There are literally hundreds of scenarios where you can deploy ETL tools as a data quality workhorse in any organisation. Monitoring data quality rules along an entire customer service fulfillment chain for example is a great place to start.

Some of these articles should help inspire you to action:

3. Focus on creating capital to re-invest into ongoing data quality improvements

At the start of this post we highlighted the fact that long-term, it really does pay to invest in a full-blown data quality platform. The total universe of data quality rules you can manage with specialist tools is clearly greater than those of ETL tools.

What we have prescribed here is a simple "stepping-stone" approach.

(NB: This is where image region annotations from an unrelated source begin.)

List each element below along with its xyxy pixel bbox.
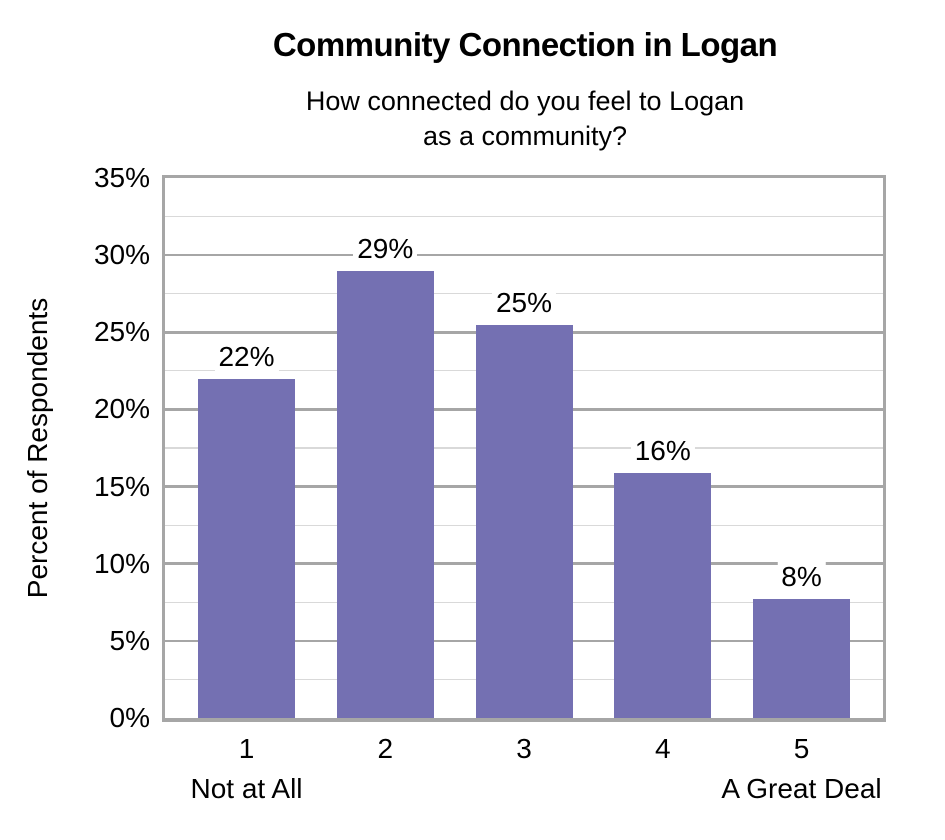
y-tick-label: 25% (93, 316, 150, 348)
y-tick-label: 10% (93, 547, 150, 579)
y-tick-label: 15% (93, 470, 150, 502)
bar-value-label: 8% (777, 561, 826, 594)
bar-category-1 (198, 378, 295, 718)
bar-value-label: 22% (214, 340, 279, 373)
bar-category-2 (336, 270, 434, 718)
y-tick-label: 35% (93, 162, 150, 193)
bar-category-3 (475, 324, 573, 718)
bar-category-5 (753, 599, 850, 718)
x-tick-label: 2 (377, 733, 394, 764)
bar-value-label: 25% (491, 286, 557, 319)
x-tick-label: 1 (238, 733, 255, 764)
chart-title: Community Connection in Logan (272, 26, 778, 63)
x-tick-label: 3 (516, 733, 532, 764)
plot-area: 22% 29% 25% 16% 8% (162, 175, 886, 722)
major-gridline (165, 253, 883, 257)
axis-end-label: Not at All (190, 773, 303, 804)
x-tick-label: 4 (654, 733, 671, 764)
bar-value-label: 29% (353, 232, 418, 265)
y-tick-label: 5% (109, 624, 150, 656)
bar-value-label: 16% (630, 434, 695, 467)
y-tick-label: 0% (109, 702, 150, 733)
minor-gridline (165, 215, 883, 218)
y-tick-label: 20% (93, 393, 150, 425)
axis-end-label: A Great Deal (721, 773, 882, 804)
bar-category-4 (614, 472, 712, 718)
y-tick-label: 30% (93, 239, 150, 271)
chart-subtitle: How connected do you feel to Logan as a … (305, 86, 745, 151)
x-tick-label: 5 (793, 733, 810, 764)
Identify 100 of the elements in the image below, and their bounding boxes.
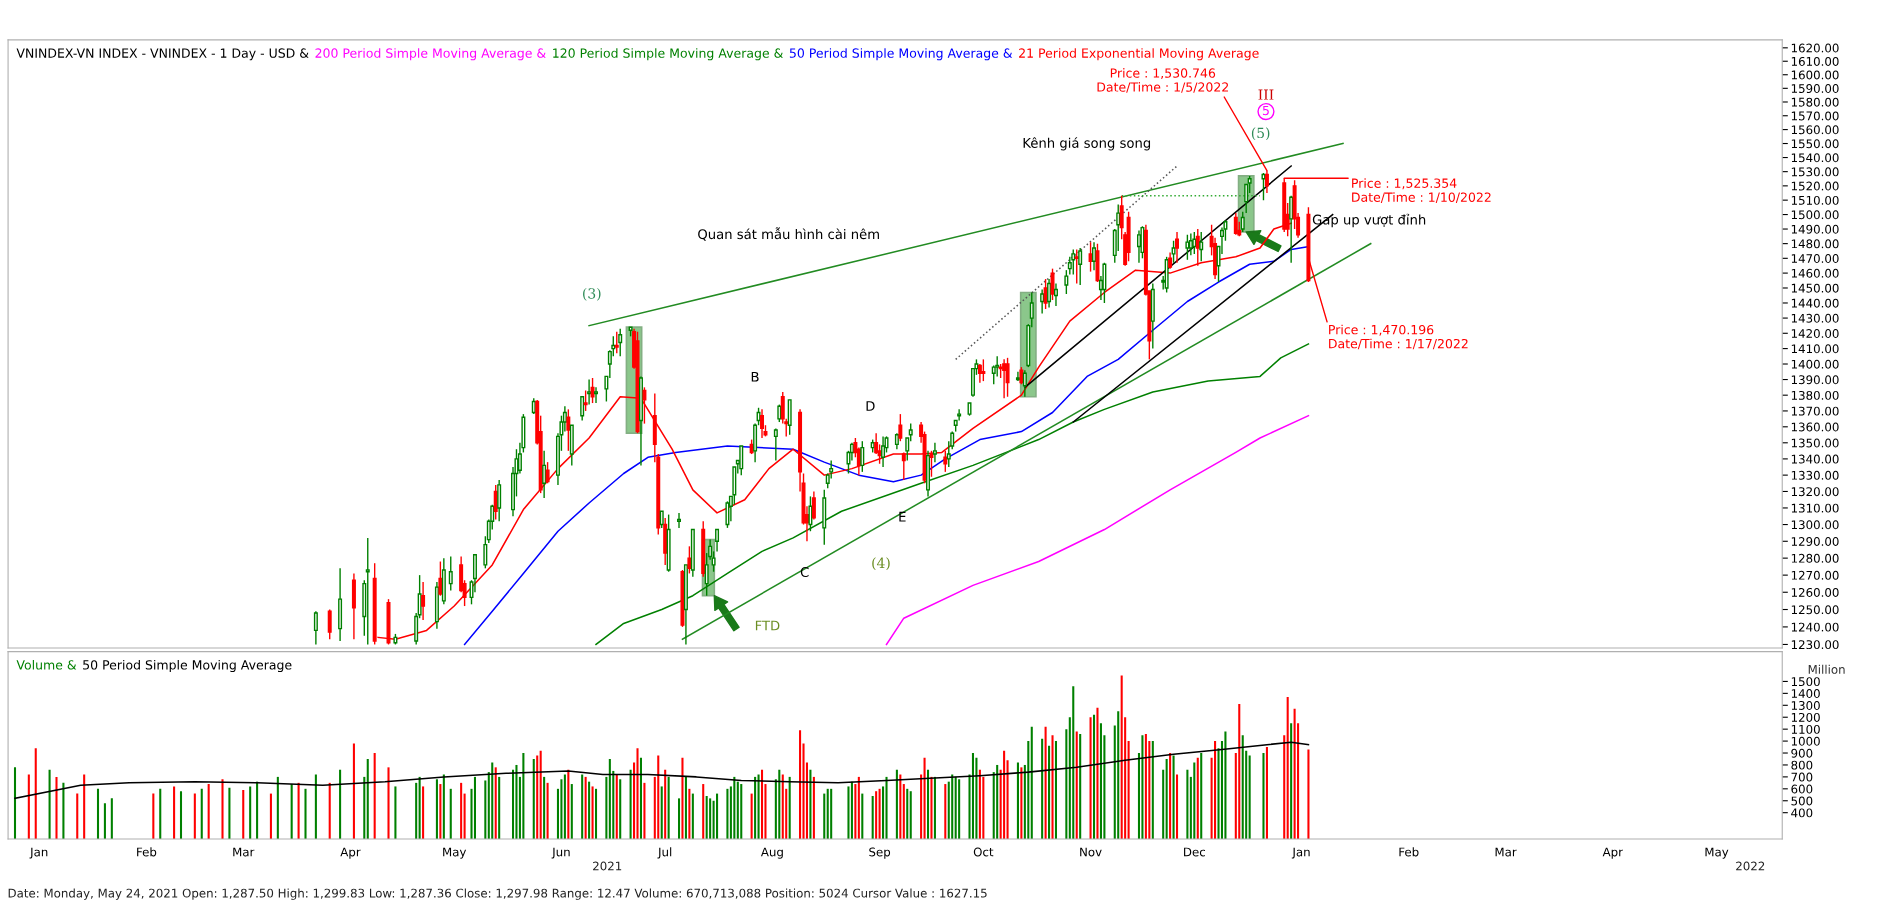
y-tick-label: 1300	[1791, 701, 1820, 710]
y-tick-label: 1400	[1791, 689, 1820, 699]
text: 200 Period Simple Moving Average &	[315, 48, 546, 61]
y-tick-label: 900	[1791, 748, 1813, 758]
candlestick	[583, 389, 588, 412]
y-tick-label: 1270.00	[1791, 570, 1839, 580]
y-tick-label: 1380.00	[1791, 390, 1839, 400]
y-tick-label: 1500.00	[1791, 210, 1839, 220]
candlestick	[566, 408, 571, 452]
x-tick-label: Jun	[551, 847, 570, 859]
y-tick-label: 1340.00	[1791, 454, 1839, 464]
y-tick-label: 1320.00	[1791, 487, 1839, 497]
candlestick	[725, 500, 730, 529]
y-tick-label: 1450.00	[1791, 283, 1839, 293]
x-tick-label: Aug	[760, 847, 783, 859]
y-tick-label: 1360.00	[1791, 422, 1839, 432]
line-series	[14, 741, 1310, 800]
y-tick-label: 1330.00	[1791, 470, 1839, 480]
y-tick-label: 1490.00	[1791, 224, 1839, 234]
candlestick	[594, 386, 599, 404]
candlestick	[932, 442, 937, 463]
candlestick	[687, 545, 692, 575]
candlestick	[1053, 282, 1058, 307]
candlestick	[1240, 210, 1245, 233]
y-tick-label: 1530.00	[1791, 167, 1839, 177]
x-tick-label: May	[1705, 847, 1729, 859]
y-axis-title: Million	[1808, 664, 1845, 674]
candlestick	[438, 560, 443, 597]
candlestick	[829, 459, 834, 480]
candlestick	[715, 528, 720, 553]
candlestick	[421, 581, 426, 621]
annotation: Kênh giá song song	[1023, 137, 1151, 151]
candlestick	[898, 413, 903, 442]
annotation: (3)	[583, 287, 601, 301]
candlestick	[590, 377, 595, 404]
candlestick	[313, 610, 318, 646]
y-tick-label: 1300.00	[1791, 520, 1839, 530]
annotation: (4)	[872, 557, 890, 571]
text: Date: Monday, May 24, 2021 Open: 1,287.50 High: 1,299.83 Low: 1,287.36 Close: 1,297.98 Range: 12.47 Volume: 670,713,088 Position: 5024 Cursor Value : 1627.15	[8, 888, 987, 900]
candlestick	[1022, 369, 1027, 398]
y-tick-label: 600	[1791, 784, 1813, 794]
x-tick-label: Mar	[233, 847, 255, 857]
annotation: (5)	[1251, 127, 1270, 141]
x-tick-label: Dec	[1184, 847, 1205, 857]
candlestick	[860, 440, 865, 473]
x-tick-label: May	[443, 847, 467, 859]
x-tick-label: Oct	[973, 847, 994, 857]
annotation: 5	[1262, 105, 1269, 116]
y-tick-label: 1440.00	[1791, 298, 1839, 308]
text: 50 Period Simple Moving Average	[83, 659, 292, 673]
x-tick-label: Apr	[340, 847, 361, 859]
annotation: Price : 1,530.746 Date/Time : 1/5/2022	[1097, 68, 1229, 93]
y-tick-label: 1260.00	[1791, 587, 1839, 597]
y-tick-label: 1620.00	[1791, 43, 1839, 53]
y-tick-label: 1580.00	[1791, 97, 1839, 107]
y-tick-label: 1200	[1791, 712, 1820, 722]
y-tick-label: 1390.00	[1791, 375, 1839, 385]
x-tick-label: Jan	[1291, 847, 1310, 859]
text: VNINDEX-VN INDEX - VNINDEX - 1 Day - USD &	[16, 48, 309, 61]
y-tick-label: 1240.00	[1791, 622, 1839, 632]
line-series	[595, 343, 1310, 646]
candlestick	[977, 363, 982, 384]
y-tick-label: 1310.00	[1791, 503, 1839, 513]
y-tick-label: 1560.00	[1791, 125, 1839, 135]
candlestick	[677, 512, 682, 529]
candlestick	[580, 396, 585, 422]
y-tick-label: 1460.00	[1791, 268, 1839, 278]
y-tick-label: 1430.00	[1791, 313, 1839, 323]
x-tick-label: Jan	[29, 847, 48, 859]
candlestick	[943, 450, 948, 473]
y-tick-label: 1550.00	[1791, 139, 1839, 149]
y-tick-label: 1480.00	[1791, 239, 1839, 249]
candlestick	[1015, 371, 1020, 382]
candlestick	[1171, 240, 1176, 264]
candlestick	[1192, 231, 1197, 255]
candlestick	[1116, 203, 1121, 252]
annotation: Quan sát mẫu hình cài nêm	[698, 227, 879, 241]
candlestick	[1047, 278, 1052, 309]
text: 2021	[593, 861, 622, 871]
x-tick-label: Sep	[869, 847, 891, 859]
y-tick-label: 700	[1791, 772, 1813, 782]
candlestick	[1050, 267, 1055, 301]
y-tick-label: 1410.00	[1791, 344, 1839, 354]
y-tick-label: 1370.00	[1791, 406, 1839, 416]
candlestick	[1175, 231, 1180, 264]
x-tick-label: Feb	[137, 847, 157, 857]
candlestick	[1002, 358, 1007, 400]
candlestick	[1078, 247, 1083, 286]
candlestick	[1185, 234, 1190, 261]
candlestick	[773, 427, 778, 462]
y-tick-label: 1350.00	[1791, 438, 1839, 448]
candlestick	[1261, 172, 1266, 201]
y-tick-label: 1250.00	[1791, 605, 1839, 615]
y-tick-label: 1600.00	[1791, 70, 1839, 80]
text: 21 Period Exponential Moving Average	[1019, 48, 1259, 61]
candlestick	[327, 608, 332, 640]
candlestick	[811, 490, 816, 521]
y-tick-label: 1100	[1791, 724, 1820, 734]
y-tick-label: 1290.00	[1791, 537, 1839, 546]
candlestick	[1005, 357, 1010, 398]
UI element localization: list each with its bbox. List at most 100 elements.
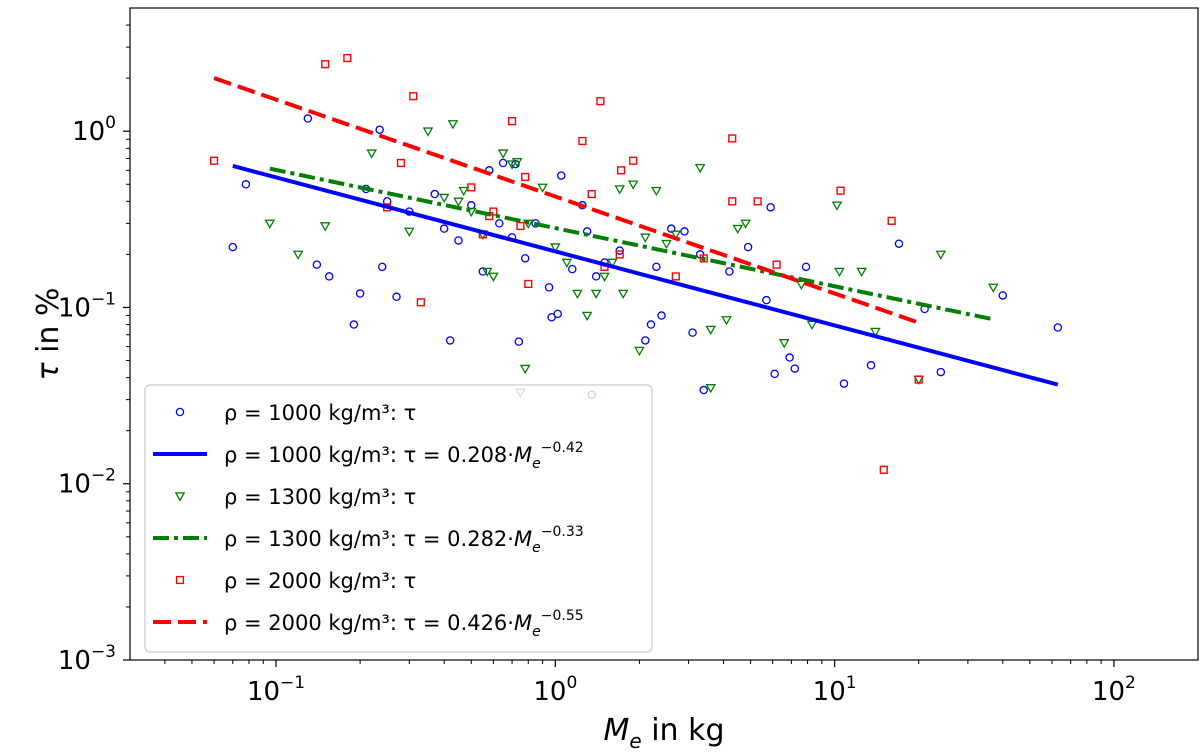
data-point [831,201,843,211]
data-point [615,250,624,259]
data-point [264,219,276,229]
data-point [617,289,629,300]
data-point [454,236,463,245]
data-point [652,262,661,272]
data-point [561,258,573,268]
data-point [836,186,845,195]
data-point [988,283,999,293]
data-point [467,183,476,192]
plot-frame [129,7,1199,661]
data-point [614,185,626,195]
data-point [651,186,662,197]
data-point [507,117,517,126]
data-point [839,379,849,388]
data-point [705,384,717,394]
legend-entry-0: ρ = 1000 kg/m³: τ [175,401,416,425]
data-point [303,114,313,123]
data-point [403,227,415,237]
data-point [489,207,498,216]
data-point [572,289,583,300]
data-point [634,346,645,357]
data-point [422,127,434,137]
data-point [396,158,406,168]
data-point [312,260,322,269]
data-point [497,149,509,159]
data-point [511,158,523,168]
data-point [641,336,650,345]
axes: 10−1 100 101 102 10−3 10−2 10−1 100 [58,24,1136,707]
data-point [879,465,888,474]
legend-label: ρ = 1300 kg/m³: τ = 0.282·Me−0.33 [224,524,584,556]
legend-frame [144,384,653,653]
legend-label: ρ = 2000 kg/m³: τ = 0.426·Me−0.55 [224,608,584,640]
data-point [343,53,352,63]
data-point [392,292,401,302]
data-point [1053,323,1063,332]
data-point [447,120,459,130]
legend-label: ρ = 1300 kg/m³: τ [224,485,416,509]
data-point [377,262,387,272]
data-point [495,219,504,228]
legend-label: ρ = 2000 kg/m³: τ [224,569,416,593]
data-point [770,369,779,379]
data-point [680,227,689,236]
data-point [349,320,359,329]
legend-entry-1: ρ = 1000 kg/m³: τ = 0.208·Me−0.42 [153,440,584,472]
series-0 [228,114,1063,399]
data-point [732,224,744,235]
x-tick-label: 100 [533,673,577,707]
data-point [537,183,548,193]
data-point [785,353,794,362]
data-point [670,230,682,240]
data-point [936,367,946,377]
data-point [870,327,881,338]
data-point [699,385,709,395]
legend-marker [175,407,185,417]
data-point [430,189,439,199]
legend-entry-2: ρ = 1300 kg/m³: τ [174,485,416,509]
data-point [241,180,251,189]
data-point [866,361,876,370]
data-point [801,262,811,272]
data-point [699,254,708,263]
data-point [438,193,450,204]
data-point [856,267,868,278]
data-point [740,219,751,229]
data-point [292,250,304,260]
data-point [721,316,732,326]
data-point [661,239,672,250]
data-point [321,60,330,69]
data-point [596,97,605,106]
data-point [416,298,425,307]
data-point [590,289,602,300]
data-point [553,309,562,319]
series-2 [264,120,999,398]
data-point [894,239,904,248]
data-point [607,258,618,268]
data-point [355,289,365,298]
plot-marks [209,53,1063,474]
data-point [772,260,781,269]
data-point [778,339,790,349]
x-tick-label: 102 [1092,673,1136,707]
data-point [671,272,680,281]
data-point [599,272,610,282]
data-point [581,311,593,322]
legend-marker [174,492,186,502]
data-point [550,243,561,253]
legend-entry-5: ρ = 2000 kg/m³: τ = 0.426·Me−0.55 [153,608,584,640]
data-point [544,283,554,292]
data-point [914,375,923,384]
data-point [409,92,418,101]
data-point [591,272,601,281]
data-point [627,180,639,190]
legend-entry-4: ρ = 2000 kg/m³: τ [175,569,416,593]
data-point [319,222,331,232]
data-point [725,267,734,276]
y-tick-label: 100 [72,113,116,147]
data-point [998,291,1008,300]
series-4 [209,53,923,474]
data-point [705,325,717,336]
legend: ρ = 1000 kg/m³: τ ρ = 1000 kg/m³: τ = 0.2… [144,384,653,653]
data-point [935,250,947,260]
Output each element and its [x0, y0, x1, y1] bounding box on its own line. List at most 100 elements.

By leveraging ETL tools already in your organisation you can target the low-hanging fruit which can provide much needed cash for additional staff and specialist technology to help you expand your data quality initiatives.

Case in point: One telecommunications company in the UK did exactly what was prescribed in this post. They looked at some of their most business critical processes and identified several key processes that were experiencing data quality failures at different stages of the service chain.

They implemented an improvement programme using an ETL tool that they were familiar with and had spare licenses. They modelled data quality rules and business process rules across the full life cycle of expensive fibre provisioning and created a management reporting dashboard that highlighted anomalies.

The cost-savings were dramatic. Not only did the customer retention increase as they eliminated process defects, they slashed scrap and rework costs and increased the amount of spare equipment that would have previously been re-purchased at considerable cost. All of this created significant capital that could be re-invested in other improvement initiatives.